Complete Pipeline Flow¶
┌─────────────────────────────────────────────────────────────────────────┐
│ GENOMICS TO DRUG DISCOVERY PIPELINE │
└─────────────────────────────────────────────────────────────────────────┘
Phase 1: Prerequisites Phase 2: Authentication
┌─────────────────────┐ ┌─────────────────────┐
│ Docker + GPU Check │ ──────► │ NGC Login + Pull │
└─────────────────────┘ └─────────────────────┘
│
▼
Phase 3: Processing
┌─────────────────────────────────┐
│ FASTQ → BAM → VCF │
│ (GPU-accelerated Parabricks) │
└─────────────────────────────────┘
│
▼
Phase 4: RAG Chat
┌─────────────────────────────────┐
│ Milvus + Evidence + Streamlit │
│ Query: "EGFR variants?" │
└─────────────────────────────────┘
│
▼
Phase 5: Target Selection
┌─────────────────────────────────┐
│ Hypothesis + Cryo-EM (7SYE) │
│ Binding site identification │
└─────────────────────────────────┘
│
▼
Phase 6: Molecule Generation
┌─────────────────────────────────┐
│ BioNeMo MolMIM │
│ SMILES → Wet Lab │
└─────────────────────────────────┘
═══════════════════════════════════════════════════════════════════════════
Input: Raw FASTQ reads (~200GB)
Output: Ranked drug candidate molecules (SMILES/SDF)

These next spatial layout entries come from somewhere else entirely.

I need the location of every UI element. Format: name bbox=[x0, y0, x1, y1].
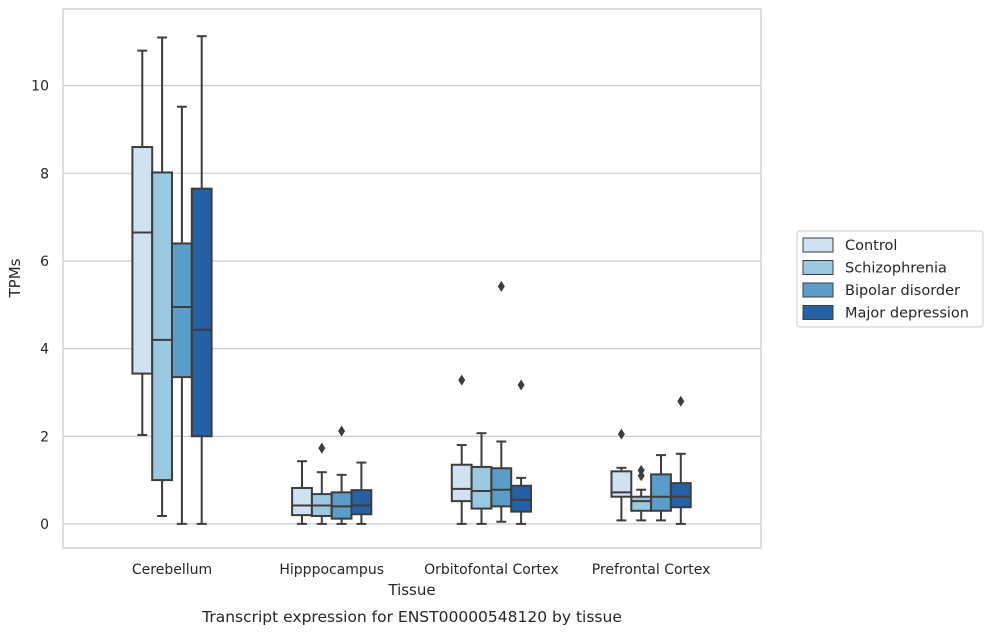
y-tick-label: 6 bbox=[40, 254, 49, 270]
y-axis-label: TPMs bbox=[6, 258, 24, 298]
x-axis-label: Tissue bbox=[387, 581, 435, 599]
box-group bbox=[190, 35, 213, 525]
box bbox=[610, 470, 633, 498]
box bbox=[630, 495, 653, 512]
x-tick-label: Cerebellum bbox=[132, 562, 212, 578]
box bbox=[510, 484, 533, 513]
box bbox=[291, 486, 313, 517]
box bbox=[470, 465, 493, 510]
box-group bbox=[510, 379, 533, 525]
x-tick-labels: Cerebellum Hipppocampus Orbitofontal Corte… bbox=[132, 562, 711, 578]
outlier-point bbox=[617, 428, 625, 440]
outlier-point bbox=[497, 280, 505, 292]
box bbox=[151, 171, 173, 482]
legend-label: Major depression bbox=[845, 306, 969, 322]
legend-swatch bbox=[802, 260, 834, 275]
outlier-point bbox=[637, 464, 645, 476]
legend-swatch bbox=[802, 305, 834, 320]
box-group bbox=[350, 461, 373, 525]
outlier-point bbox=[338, 425, 346, 437]
box bbox=[350, 489, 373, 516]
outlier-point bbox=[517, 379, 525, 391]
outlier-point bbox=[458, 374, 466, 386]
x-tick-label: Orbitofontal Cortex bbox=[424, 562, 559, 578]
legend-label: Schizophrenia bbox=[845, 261, 947, 277]
y-tick-label: 4 bbox=[40, 342, 49, 358]
box-group bbox=[151, 36, 173, 518]
y-tick-labels: 0 2 4 6 8 10 bbox=[31, 79, 49, 533]
box bbox=[490, 467, 513, 508]
box-group bbox=[470, 432, 493, 525]
outlier-point bbox=[677, 395, 685, 407]
box-group bbox=[630, 464, 653, 522]
x-tick-label: Hipppocampus bbox=[279, 562, 384, 578]
legend-label: Control bbox=[845, 238, 897, 254]
box bbox=[450, 463, 473, 503]
box bbox=[650, 473, 672, 512]
x-tick-label: Prefrontal Cortex bbox=[592, 562, 711, 578]
box bbox=[669, 482, 692, 509]
box-series bbox=[131, 35, 692, 525]
box-group bbox=[330, 425, 353, 525]
legend-frame bbox=[796, 230, 984, 328]
box-group bbox=[669, 395, 692, 525]
box bbox=[171, 242, 193, 379]
legend-swatch bbox=[802, 237, 834, 253]
y-tick-label: 2 bbox=[40, 429, 49, 445]
y-tick-label: 10 bbox=[31, 79, 49, 95]
y-tick-label: 0 bbox=[40, 517, 49, 533]
legend-label: Bipolar disorder bbox=[845, 283, 960, 299]
legend-swatch bbox=[802, 282, 834, 298]
box-group bbox=[610, 428, 633, 522]
box bbox=[190, 187, 213, 438]
legend-items: Control Schizophrenia Bipolar disorder Majo… bbox=[802, 237, 969, 322]
box bbox=[131, 146, 154, 375]
chart-caption: Transcript expression for ENST0000054812… bbox=[201, 608, 622, 626]
legend: Control Schizophrenia Bipolar disorder Majo… bbox=[796, 230, 984, 328]
y-tick-label: 8 bbox=[40, 166, 49, 182]
outlier-point bbox=[318, 442, 326, 454]
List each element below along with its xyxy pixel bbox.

═══════════════════════════════════════════════════════════════════════════
Technology Stack¶
| Phase | Primary Technologies |
|---|---|
| 1-3 | Docker, NVIDIA Parabricks, CUDA, BWA-MEM2, DeepVariant |
| 4 | Milvus, sentence-transformers, Streamlit, vLLM/OpenAI |
| 5 | PDB/RCSB API, PyMOL/ChimeraX, BioPython |
| 6 | NVIDIA BioNeMo, MolMIM, RDKit |
Hardware Requirements¶
| Phase | GPU | RAM | Storage |
|---|---|---|---|
| 1-3 | NVIDIA GPU (16GB+ VRAM) | 64GB+ | 500GB+ NVMe |
| 4 | Optional (CPU embeddings OK) | 32GB+ | 50GB |
| 5 | Optional | 16GB+ | 10GB |
| 6 | NVIDIA GPU (24GB+ VRAM recommended) | 64GB+ | 100GB |
Status Checklist¶
- Phase 1: Prerequisites - Complete
- Phase 2: Authentication - Complete
- Phase 3: Data & Processing - Complete
- Phase 4: RAG Chat - Pending
- Phase 5: Target Selection - Pending
- Phase 6: Molecule Generation - Pending
Clinical Decision Support Disclaimer
This pipeline is a research tool. It is not FDA-cleared and is not intended as a standalone diagnostic device. All recommendations should be reviewed by qualified healthcare professionals. Apache 2.0 License.